Teacher Feature: Senora Acevedo

Teacher Feature: Senora Acevedo

There is a new, but familiar face on Sugar Mill Pond’s campus this year. Senora Acevedo once taught Spanish at AES five years ago, and she has returned to the classroom.

Aside from calling Lafayette “home,” Senora Acevedo has lived in Mobile, AL,  Ann Arbor, MA, Alexandria, LA. Among her many travels from place to place, she has been to Canada, Mexico, Puerta Vallarta, Cozumel, Panama, The Bahamas, Honduras, England, France, Spain, and Italy. She said she “likes to keep her passport handy!”

Apart from her world travels and teaching, she is also a labor and delivery nurse at Women’s and Children’s Hospital.   As a part-time teacher at AES, it is not uncommon for Senora Acevedo to help a baby to be born and help a student with a translation– all in the same day.

Attending nursing school was the reason she left AES five years ago. Senora Acevedo says that teaching and nursing are not vastly different fields.

“There is a lot of teaching that goes into being a nurse–constantly explaining procedures and keeping patients current with their plan of care,” said Senora Acevedo.   “In teaching, a great deal of compassion and care is needed.”

Whenever she was in the sixth grade, she wanted to learn a foreign language and decided to take French, but she realized that was not her forté and fell in love with Spanish. In college, she took many courses and eventually studied in Mexico.

“My husband, being from Panama, is my dictionary if I need some clarification.”
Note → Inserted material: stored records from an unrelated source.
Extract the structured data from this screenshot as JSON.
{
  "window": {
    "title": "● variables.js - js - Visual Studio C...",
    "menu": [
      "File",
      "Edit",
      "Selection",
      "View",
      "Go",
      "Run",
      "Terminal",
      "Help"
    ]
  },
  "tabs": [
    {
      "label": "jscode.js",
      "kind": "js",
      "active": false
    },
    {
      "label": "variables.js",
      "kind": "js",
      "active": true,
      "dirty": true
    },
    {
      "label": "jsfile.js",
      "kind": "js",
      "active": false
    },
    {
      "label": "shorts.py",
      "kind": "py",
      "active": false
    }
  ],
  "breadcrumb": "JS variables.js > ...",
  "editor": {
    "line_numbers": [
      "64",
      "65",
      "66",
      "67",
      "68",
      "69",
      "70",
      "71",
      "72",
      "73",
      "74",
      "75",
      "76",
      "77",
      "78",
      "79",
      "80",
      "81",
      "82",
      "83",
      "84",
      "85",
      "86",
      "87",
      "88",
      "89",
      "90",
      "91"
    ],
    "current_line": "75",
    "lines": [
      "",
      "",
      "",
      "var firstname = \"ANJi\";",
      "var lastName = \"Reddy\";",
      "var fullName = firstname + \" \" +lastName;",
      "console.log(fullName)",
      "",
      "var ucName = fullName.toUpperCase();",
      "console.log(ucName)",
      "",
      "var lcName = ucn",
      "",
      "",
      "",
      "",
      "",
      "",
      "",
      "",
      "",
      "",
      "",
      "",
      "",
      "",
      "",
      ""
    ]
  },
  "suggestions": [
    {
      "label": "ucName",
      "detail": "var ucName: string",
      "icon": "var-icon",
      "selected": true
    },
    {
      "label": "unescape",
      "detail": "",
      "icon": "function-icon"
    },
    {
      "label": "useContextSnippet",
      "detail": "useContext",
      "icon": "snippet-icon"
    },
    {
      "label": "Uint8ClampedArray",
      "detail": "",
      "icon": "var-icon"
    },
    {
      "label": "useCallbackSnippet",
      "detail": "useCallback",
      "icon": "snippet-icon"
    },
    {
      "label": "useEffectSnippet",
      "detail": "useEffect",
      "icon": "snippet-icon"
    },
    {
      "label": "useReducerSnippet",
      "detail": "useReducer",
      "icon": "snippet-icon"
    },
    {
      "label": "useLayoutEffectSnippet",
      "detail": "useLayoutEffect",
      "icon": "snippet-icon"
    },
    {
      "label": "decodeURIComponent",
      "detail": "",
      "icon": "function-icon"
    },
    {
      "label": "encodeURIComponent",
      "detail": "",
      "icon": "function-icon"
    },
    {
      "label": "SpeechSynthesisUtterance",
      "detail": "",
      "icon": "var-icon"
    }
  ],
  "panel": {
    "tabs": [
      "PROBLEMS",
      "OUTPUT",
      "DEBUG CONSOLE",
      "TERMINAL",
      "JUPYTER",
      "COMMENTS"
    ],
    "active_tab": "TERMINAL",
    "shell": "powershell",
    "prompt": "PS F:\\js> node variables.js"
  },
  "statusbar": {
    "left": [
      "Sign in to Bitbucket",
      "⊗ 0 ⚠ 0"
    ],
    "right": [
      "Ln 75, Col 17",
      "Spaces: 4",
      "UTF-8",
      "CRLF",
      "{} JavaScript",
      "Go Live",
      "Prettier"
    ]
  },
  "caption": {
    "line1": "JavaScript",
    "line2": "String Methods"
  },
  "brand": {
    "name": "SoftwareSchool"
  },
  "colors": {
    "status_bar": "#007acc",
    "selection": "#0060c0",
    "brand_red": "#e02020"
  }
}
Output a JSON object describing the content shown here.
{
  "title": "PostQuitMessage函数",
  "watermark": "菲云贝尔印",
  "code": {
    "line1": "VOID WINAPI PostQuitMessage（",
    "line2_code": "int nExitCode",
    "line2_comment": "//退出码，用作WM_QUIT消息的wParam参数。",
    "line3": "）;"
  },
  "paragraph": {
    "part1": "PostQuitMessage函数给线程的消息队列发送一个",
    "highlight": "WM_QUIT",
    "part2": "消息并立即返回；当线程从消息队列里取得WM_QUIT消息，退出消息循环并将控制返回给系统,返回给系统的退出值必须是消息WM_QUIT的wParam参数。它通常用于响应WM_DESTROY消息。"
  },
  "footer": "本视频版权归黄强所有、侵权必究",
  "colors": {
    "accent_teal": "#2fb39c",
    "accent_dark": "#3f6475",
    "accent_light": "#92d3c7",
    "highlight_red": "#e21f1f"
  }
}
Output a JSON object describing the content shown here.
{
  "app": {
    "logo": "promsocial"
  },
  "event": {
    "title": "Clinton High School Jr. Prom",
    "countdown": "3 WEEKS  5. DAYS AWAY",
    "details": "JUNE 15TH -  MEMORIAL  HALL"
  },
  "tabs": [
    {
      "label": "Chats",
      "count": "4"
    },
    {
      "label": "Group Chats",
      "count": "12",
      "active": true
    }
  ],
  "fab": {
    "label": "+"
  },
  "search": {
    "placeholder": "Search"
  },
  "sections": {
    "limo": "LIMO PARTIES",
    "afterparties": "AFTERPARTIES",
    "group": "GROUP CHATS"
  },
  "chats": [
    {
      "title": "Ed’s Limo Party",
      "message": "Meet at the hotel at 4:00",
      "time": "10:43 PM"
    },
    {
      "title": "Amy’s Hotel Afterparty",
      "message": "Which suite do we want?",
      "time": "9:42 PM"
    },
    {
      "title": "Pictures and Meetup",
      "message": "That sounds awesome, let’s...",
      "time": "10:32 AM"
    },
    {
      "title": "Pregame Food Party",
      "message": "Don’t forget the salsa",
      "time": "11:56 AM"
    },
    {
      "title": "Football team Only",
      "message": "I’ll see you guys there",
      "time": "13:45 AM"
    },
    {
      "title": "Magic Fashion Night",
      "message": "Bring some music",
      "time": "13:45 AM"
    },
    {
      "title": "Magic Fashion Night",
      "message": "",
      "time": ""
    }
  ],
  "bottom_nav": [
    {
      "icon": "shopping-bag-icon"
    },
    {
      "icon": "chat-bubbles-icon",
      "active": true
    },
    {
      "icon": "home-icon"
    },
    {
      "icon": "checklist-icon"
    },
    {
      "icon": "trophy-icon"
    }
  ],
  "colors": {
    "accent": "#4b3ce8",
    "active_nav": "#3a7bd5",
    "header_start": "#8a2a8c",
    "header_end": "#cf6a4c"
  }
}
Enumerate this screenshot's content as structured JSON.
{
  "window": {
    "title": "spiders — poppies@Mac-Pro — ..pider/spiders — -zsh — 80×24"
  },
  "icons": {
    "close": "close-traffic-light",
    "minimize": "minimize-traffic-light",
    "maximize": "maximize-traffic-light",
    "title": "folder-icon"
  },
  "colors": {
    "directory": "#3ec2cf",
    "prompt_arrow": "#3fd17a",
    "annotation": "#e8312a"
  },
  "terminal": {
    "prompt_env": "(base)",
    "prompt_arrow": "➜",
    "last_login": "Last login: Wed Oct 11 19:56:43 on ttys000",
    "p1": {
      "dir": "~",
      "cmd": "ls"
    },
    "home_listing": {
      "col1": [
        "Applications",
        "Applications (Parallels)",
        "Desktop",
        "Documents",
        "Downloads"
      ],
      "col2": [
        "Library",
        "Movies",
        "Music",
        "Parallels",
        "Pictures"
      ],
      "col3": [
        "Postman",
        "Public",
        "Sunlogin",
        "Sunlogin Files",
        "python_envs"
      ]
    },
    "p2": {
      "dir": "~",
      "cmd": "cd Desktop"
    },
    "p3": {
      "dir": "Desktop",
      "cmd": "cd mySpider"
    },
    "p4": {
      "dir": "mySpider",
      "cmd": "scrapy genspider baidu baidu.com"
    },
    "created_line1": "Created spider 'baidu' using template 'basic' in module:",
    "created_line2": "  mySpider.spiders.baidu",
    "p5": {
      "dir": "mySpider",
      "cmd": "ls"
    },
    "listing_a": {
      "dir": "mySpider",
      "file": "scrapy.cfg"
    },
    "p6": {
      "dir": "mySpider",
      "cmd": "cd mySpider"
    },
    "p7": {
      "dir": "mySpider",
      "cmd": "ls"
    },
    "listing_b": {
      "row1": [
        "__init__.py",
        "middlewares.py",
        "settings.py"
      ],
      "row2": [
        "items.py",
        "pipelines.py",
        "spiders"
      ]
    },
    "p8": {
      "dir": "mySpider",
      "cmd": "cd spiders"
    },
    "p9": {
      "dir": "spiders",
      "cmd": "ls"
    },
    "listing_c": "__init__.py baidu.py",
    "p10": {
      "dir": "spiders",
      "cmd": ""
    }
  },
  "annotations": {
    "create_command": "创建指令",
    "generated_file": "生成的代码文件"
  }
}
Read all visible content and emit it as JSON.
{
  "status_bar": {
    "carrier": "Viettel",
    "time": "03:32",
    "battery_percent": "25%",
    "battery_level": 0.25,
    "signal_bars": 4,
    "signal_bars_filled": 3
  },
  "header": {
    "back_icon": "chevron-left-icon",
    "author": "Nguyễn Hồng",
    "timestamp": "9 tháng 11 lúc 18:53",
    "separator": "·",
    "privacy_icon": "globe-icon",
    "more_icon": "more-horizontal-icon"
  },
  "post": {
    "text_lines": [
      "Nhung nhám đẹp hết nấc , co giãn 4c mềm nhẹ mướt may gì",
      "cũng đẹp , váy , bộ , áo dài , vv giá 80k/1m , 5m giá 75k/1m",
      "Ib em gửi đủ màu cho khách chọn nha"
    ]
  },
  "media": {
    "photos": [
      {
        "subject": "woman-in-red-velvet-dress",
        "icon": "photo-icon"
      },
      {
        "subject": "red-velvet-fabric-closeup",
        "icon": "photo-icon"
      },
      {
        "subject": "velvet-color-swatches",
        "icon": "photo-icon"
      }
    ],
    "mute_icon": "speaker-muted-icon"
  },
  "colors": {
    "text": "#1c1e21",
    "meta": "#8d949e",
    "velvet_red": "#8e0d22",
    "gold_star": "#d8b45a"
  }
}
She says what she likes most about teaching is “being able to share something I am so passionate about with others. I also love watching the students grow and mature as they turn into young adults.”

Besides from her busy schedule, she likes to spend time with her daughters  and also enjoys swimming, bike riding, and going to the movies. She also loves watching HGTV.

Two interesting facts apart from her interesting life is that she loves to practice yoga and she can drive a bus.

Senora Acevedo said that she truly believes in being present.

“Living for today and not worrying about the things I have no control over,” said Senora Acevedo.